In the vast majority of Arapahoe cases, both parents of a minor child or children adhere to the conditions of any custody arrangements the parents are legally bound to follow. Modifications to child custody orders are generally made in court and adopted without major incident. Sometimes, however, one or both parents decide to take the law into their own hands.
Cases in which children are abducted can be very traumatic for the youngsters involved, as well as for parents and other family members who are left behind. This month, an arrest warrant was issued for a 22-year-old mother who allegedly absconded with her 2-year-old son instead of returning him to his father after her scheduled visitation. At the time of the abduction, the child's father had legal custody of the youngster.

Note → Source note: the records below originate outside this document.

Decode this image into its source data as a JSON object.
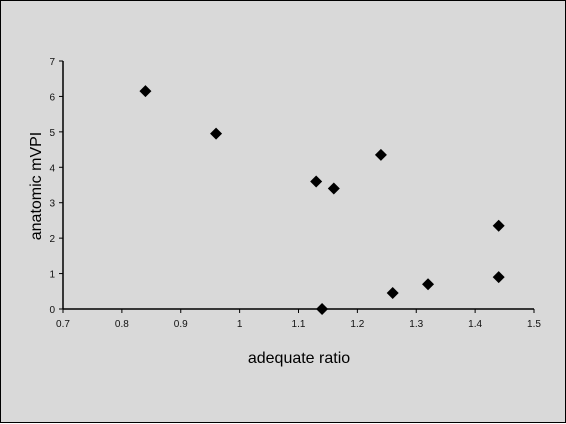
{
  "chart_data": {
    "type": "scatter",
    "title": "",
    "xlabel": "adequate ratio",
    "ylabel": "anatomic mVPI",
    "xlim": [
      0.7,
      1.5
    ],
    "ylim": [
      0,
      7
    ],
    "xticks": [
      "0.7",
      "0.8",
      "0.9",
      "1",
      "1.1",
      "1.2",
      "1.3",
      "1.4",
      "1.5"
    ],
    "yticks": [
      "0",
      "1",
      "2",
      "3",
      "4",
      "5",
      "6",
      "7"
    ],
    "grid": false,
    "legend": "none",
    "marker": "diamond",
    "marker_color": "#000000",
    "points": [
      {
        "x": 0.84,
        "y": 6.15
      },
      {
        "x": 0.96,
        "y": 4.95
      },
      {
        "x": 1.13,
        "y": 3.6
      },
      {
        "x": 1.16,
        "y": 3.4
      },
      {
        "x": 1.14,
        "y": 0.0
      },
      {
        "x": 1.24,
        "y": 4.35
      },
      {
        "x": 1.26,
        "y": 0.45
      },
      {
        "x": 1.32,
        "y": 0.7
      },
      {
        "x": 1.44,
        "y": 2.35
      },
      {
        "x": 1.44,
        "y": 0.9
      }
    ]
  }
}
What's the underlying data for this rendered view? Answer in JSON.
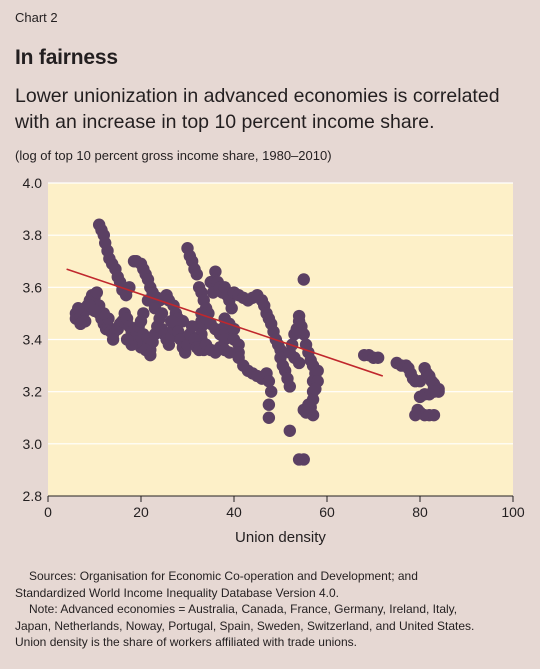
{
  "header": {
    "label": "Chart 2",
    "title": "In fairness",
    "subtitle": "Lower unionization in advanced economies is correlated with an increase in top 10 percent income share.",
    "note": "(log of top 10 percent gross income share, 1980–2010)"
  },
  "footer": {
    "sources_line1": "Sources: Organisation for Economic Co-operation and Development; and",
    "sources_line2": "Standardized World Income Inequality Database Version 4.0.",
    "note_line1": "Note: Advanced economies = Australia, Canada, France, Germany, Ireland, Italy,",
    "note_line2": "Japan, Netherlands, Noway, Portugal, Spain, Sweden, Switzerland, and United States.",
    "note_line3": "Union density is the share of workers affiliated with trade unions."
  },
  "colors": {
    "plot_background": "#fdf0c8",
    "point": "#5b4063",
    "trend_line": "#c0272d",
    "gridline": "#ffffff"
  },
  "chart_data": {
    "type": "scatter",
    "xlabel": "Union density",
    "ylabel": "",
    "xlim": [
      0,
      100
    ],
    "ylim": [
      2.8,
      4.0
    ],
    "xticks": [
      "0",
      "20",
      "40",
      "60",
      "80",
      "100"
    ],
    "yticks": [
      "2.8",
      "3.0",
      "3.2",
      "3.4",
      "3.6",
      "3.8",
      "4.0"
    ],
    "grid": true,
    "trend_line": {
      "x": [
        4,
        72
      ],
      "y": [
        3.67,
        3.26
      ]
    },
    "points": [
      [
        11,
        3.84
      ],
      [
        11.5,
        3.82
      ],
      [
        12,
        3.8
      ],
      [
        12.3,
        3.77
      ],
      [
        12.8,
        3.74
      ],
      [
        13.2,
        3.71
      ],
      [
        13.8,
        3.69
      ],
      [
        14.5,
        3.67
      ],
      [
        15,
        3.64
      ],
      [
        15.5,
        3.62
      ],
      [
        16,
        3.59
      ],
      [
        16.8,
        3.57
      ],
      [
        17.5,
        3.6
      ],
      [
        18.5,
        3.7
      ],
      [
        19,
        3.7
      ],
      [
        20,
        3.69
      ],
      [
        20.5,
        3.67
      ],
      [
        21,
        3.65
      ],
      [
        21.5,
        3.63
      ],
      [
        22,
        3.6
      ],
      [
        22.5,
        3.58
      ],
      [
        23.5,
        3.56
      ],
      [
        24,
        3.55
      ],
      [
        25,
        3.56
      ],
      [
        25.5,
        3.57
      ],
      [
        26,
        3.55
      ],
      [
        27,
        3.53
      ],
      [
        27.5,
        3.5
      ],
      [
        28,
        3.48
      ],
      [
        29,
        3.47
      ],
      [
        30,
        3.75
      ],
      [
        30.5,
        3.72
      ],
      [
        31,
        3.7
      ],
      [
        31.5,
        3.67
      ],
      [
        32,
        3.65
      ],
      [
        32.5,
        3.6
      ],
      [
        33,
        3.58
      ],
      [
        33.5,
        3.55
      ],
      [
        34,
        3.52
      ],
      [
        34.5,
        3.5
      ],
      [
        35,
        3.62
      ],
      [
        35.5,
        3.58
      ],
      [
        36,
        3.66
      ],
      [
        36.5,
        3.62
      ],
      [
        37,
        3.6
      ],
      [
        37.5,
        3.58
      ],
      [
        38,
        3.6
      ],
      [
        38.5,
        3.57
      ],
      [
        39,
        3.55
      ],
      [
        39.5,
        3.52
      ],
      [
        33,
        3.5
      ],
      [
        33,
        3.47
      ],
      [
        33,
        3.45
      ],
      [
        33,
        3.42
      ],
      [
        33,
        3.4
      ],
      [
        33,
        3.38
      ],
      [
        34,
        3.48
      ],
      [
        35,
        3.46
      ],
      [
        36,
        3.44
      ],
      [
        37,
        3.42
      ],
      [
        38,
        3.48
      ],
      [
        38,
        3.45
      ],
      [
        38,
        3.42
      ],
      [
        38,
        3.4
      ],
      [
        39,
        3.46
      ],
      [
        40,
        3.44
      ],
      [
        40,
        3.4
      ],
      [
        41,
        3.38
      ],
      [
        41,
        3.35
      ],
      [
        41,
        3.33
      ],
      [
        40,
        3.58
      ],
      [
        41,
        3.57
      ],
      [
        42,
        3.56
      ],
      [
        43,
        3.55
      ],
      [
        44,
        3.56
      ],
      [
        45,
        3.57
      ],
      [
        46,
        3.55
      ],
      [
        46.5,
        3.53
      ],
      [
        47,
        3.5
      ],
      [
        47.5,
        3.48
      ],
      [
        48,
        3.46
      ],
      [
        48.5,
        3.43
      ],
      [
        49,
        3.4
      ],
      [
        49.5,
        3.38
      ],
      [
        50,
        3.36
      ],
      [
        50,
        3.33
      ],
      [
        50.5,
        3.3
      ],
      [
        51,
        3.28
      ],
      [
        51.5,
        3.25
      ],
      [
        52,
        3.22
      ],
      [
        42,
        3.3
      ],
      [
        43,
        3.28
      ],
      [
        44,
        3.27
      ],
      [
        45,
        3.26
      ],
      [
        46,
        3.25
      ],
      [
        47,
        3.27
      ],
      [
        47.5,
        3.24
      ],
      [
        48,
        3.2
      ],
      [
        47.5,
        3.15
      ],
      [
        47.5,
        3.1
      ],
      [
        52,
        3.05
      ],
      [
        54,
        2.94
      ],
      [
        55,
        2.94
      ],
      [
        55,
        3.63
      ],
      [
        54,
        3.49
      ],
      [
        54.5,
        3.45
      ],
      [
        55,
        3.42
      ],
      [
        55.5,
        3.38
      ],
      [
        56,
        3.35
      ],
      [
        56.5,
        3.32
      ],
      [
        57,
        3.3
      ],
      [
        57.5,
        3.27
      ],
      [
        57,
        3.24
      ],
      [
        57,
        3.2
      ],
      [
        57,
        3.17
      ],
      [
        56.5,
        3.14
      ],
      [
        57,
        3.11
      ],
      [
        56,
        3.15
      ],
      [
        55.5,
        3.12
      ],
      [
        55,
        3.13
      ],
      [
        53,
        3.42
      ],
      [
        53.5,
        3.44
      ],
      [
        54,
        3.47
      ],
      [
        52.5,
        3.38
      ],
      [
        52,
        3.35
      ],
      [
        53,
        3.33
      ],
      [
        54,
        3.31
      ],
      [
        58,
        3.28
      ],
      [
        58,
        3.24
      ],
      [
        57.5,
        3.21
      ],
      [
        68,
        3.34
      ],
      [
        69,
        3.34
      ],
      [
        70,
        3.33
      ],
      [
        71,
        3.33
      ],
      [
        75,
        3.31
      ],
      [
        76,
        3.3
      ],
      [
        77,
        3.3
      ],
      [
        77.5,
        3.29
      ],
      [
        78,
        3.27
      ],
      [
        78.5,
        3.25
      ],
      [
        79,
        3.24
      ],
      [
        80,
        3.24
      ],
      [
        81,
        3.29
      ],
      [
        81.5,
        3.27
      ],
      [
        82,
        3.26
      ],
      [
        82.5,
        3.24
      ],
      [
        83,
        3.23
      ],
      [
        83,
        3.22
      ],
      [
        84,
        3.21
      ],
      [
        84,
        3.2
      ],
      [
        83,
        3.2
      ],
      [
        82,
        3.19
      ],
      [
        81,
        3.19
      ],
      [
        80,
        3.18
      ],
      [
        79.5,
        3.13
      ],
      [
        80,
        3.12
      ],
      [
        81,
        3.11
      ],
      [
        82,
        3.11
      ],
      [
        83,
        3.11
      ],
      [
        79,
        3.11
      ],
      [
        6,
        3.5
      ],
      [
        6,
        3.48
      ],
      [
        7,
        3.49
      ],
      [
        7.5,
        3.47
      ],
      [
        8,
        3.51
      ],
      [
        8.5,
        3.53
      ],
      [
        9,
        3.55
      ],
      [
        9.5,
        3.57
      ],
      [
        10,
        3.56
      ],
      [
        10.5,
        3.58
      ],
      [
        11,
        3.5
      ],
      [
        11.5,
        3.48
      ],
      [
        12,
        3.46
      ],
      [
        12.5,
        3.44
      ],
      [
        13,
        3.45
      ],
      [
        13.5,
        3.43
      ],
      [
        14,
        3.42
      ],
      [
        15,
        3.44
      ],
      [
        15.5,
        3.46
      ],
      [
        16,
        3.47
      ],
      [
        16.5,
        3.5
      ],
      [
        17,
        3.48
      ],
      [
        17.5,
        3.45
      ],
      [
        18,
        3.43
      ],
      [
        18.5,
        3.4
      ],
      [
        19,
        3.42
      ],
      [
        19.5,
        3.45
      ],
      [
        20,
        3.47
      ],
      [
        20.5,
        3.42
      ],
      [
        21,
        3.4
      ],
      [
        21.5,
        3.38
      ],
      [
        22,
        3.36
      ],
      [
        22.5,
        3.39
      ],
      [
        23,
        3.42
      ],
      [
        23.5,
        3.45
      ],
      [
        24,
        3.48
      ],
      [
        24.5,
        3.44
      ],
      [
        25,
        3.42
      ],
      [
        25.5,
        3.4
      ],
      [
        26,
        3.38
      ],
      [
        26.5,
        3.41
      ],
      [
        27,
        3.44
      ],
      [
        27.5,
        3.46
      ],
      [
        28,
        3.43
      ],
      [
        28.5,
        3.4
      ],
      [
        29,
        3.37
      ],
      [
        29.5,
        3.35
      ],
      [
        30,
        3.38
      ],
      [
        30.5,
        3.42
      ],
      [
        31,
        3.45
      ],
      [
        31.5,
        3.4
      ],
      [
        32,
        3.37
      ],
      [
        32.5,
        3.36
      ],
      [
        33.5,
        3.36
      ],
      [
        34,
        3.38
      ],
      [
        35,
        3.36
      ],
      [
        36,
        3.35
      ],
      [
        37,
        3.37
      ],
      [
        38,
        3.36
      ],
      [
        39,
        3.35
      ],
      [
        22,
        3.34
      ],
      [
        21,
        3.36
      ],
      [
        20,
        3.37
      ],
      [
        19,
        3.39
      ],
      [
        18,
        3.38
      ],
      [
        17,
        3.4
      ],
      [
        14,
        3.4
      ],
      [
        13,
        3.48
      ],
      [
        12,
        3.5
      ],
      [
        11,
        3.53
      ],
      [
        9,
        3.53
      ],
      [
        10,
        3.51
      ],
      [
        8,
        3.47
      ],
      [
        7,
        3.46
      ],
      [
        6.5,
        3.52
      ],
      [
        20.5,
        3.5
      ],
      [
        21.5,
        3.55
      ],
      [
        23,
        3.52
      ],
      [
        24.5,
        3.5
      ],
      [
        26.5,
        3.47
      ]
    ]
  }
}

When she was contacted by a local police detective on Feb. 5 and reminded of her obligation to the court-ordered custody agreement, the mother would not agree to return the boy to his father. She also refused to reveal her location, claiming she was worried about the safety of her son. However, police said that there was no evidence to confirm her allegations.
After the woman left with her son, police became concerned about the possibility of her leaving the state and maybe even the country. As a result, the Center for Missing and Exploited Children and the U.S. Marshal's Service became involved.
Child custody disputes often engender strong emotional responses from all the people involved. Nevertheless, guardians are most likely to avoid charges if they seek legal advice rather than choosing to flee with a child. To ensure that their sons and daughters are returned safely, parents need to inform authorities about the abduction as quickly as possible after the event.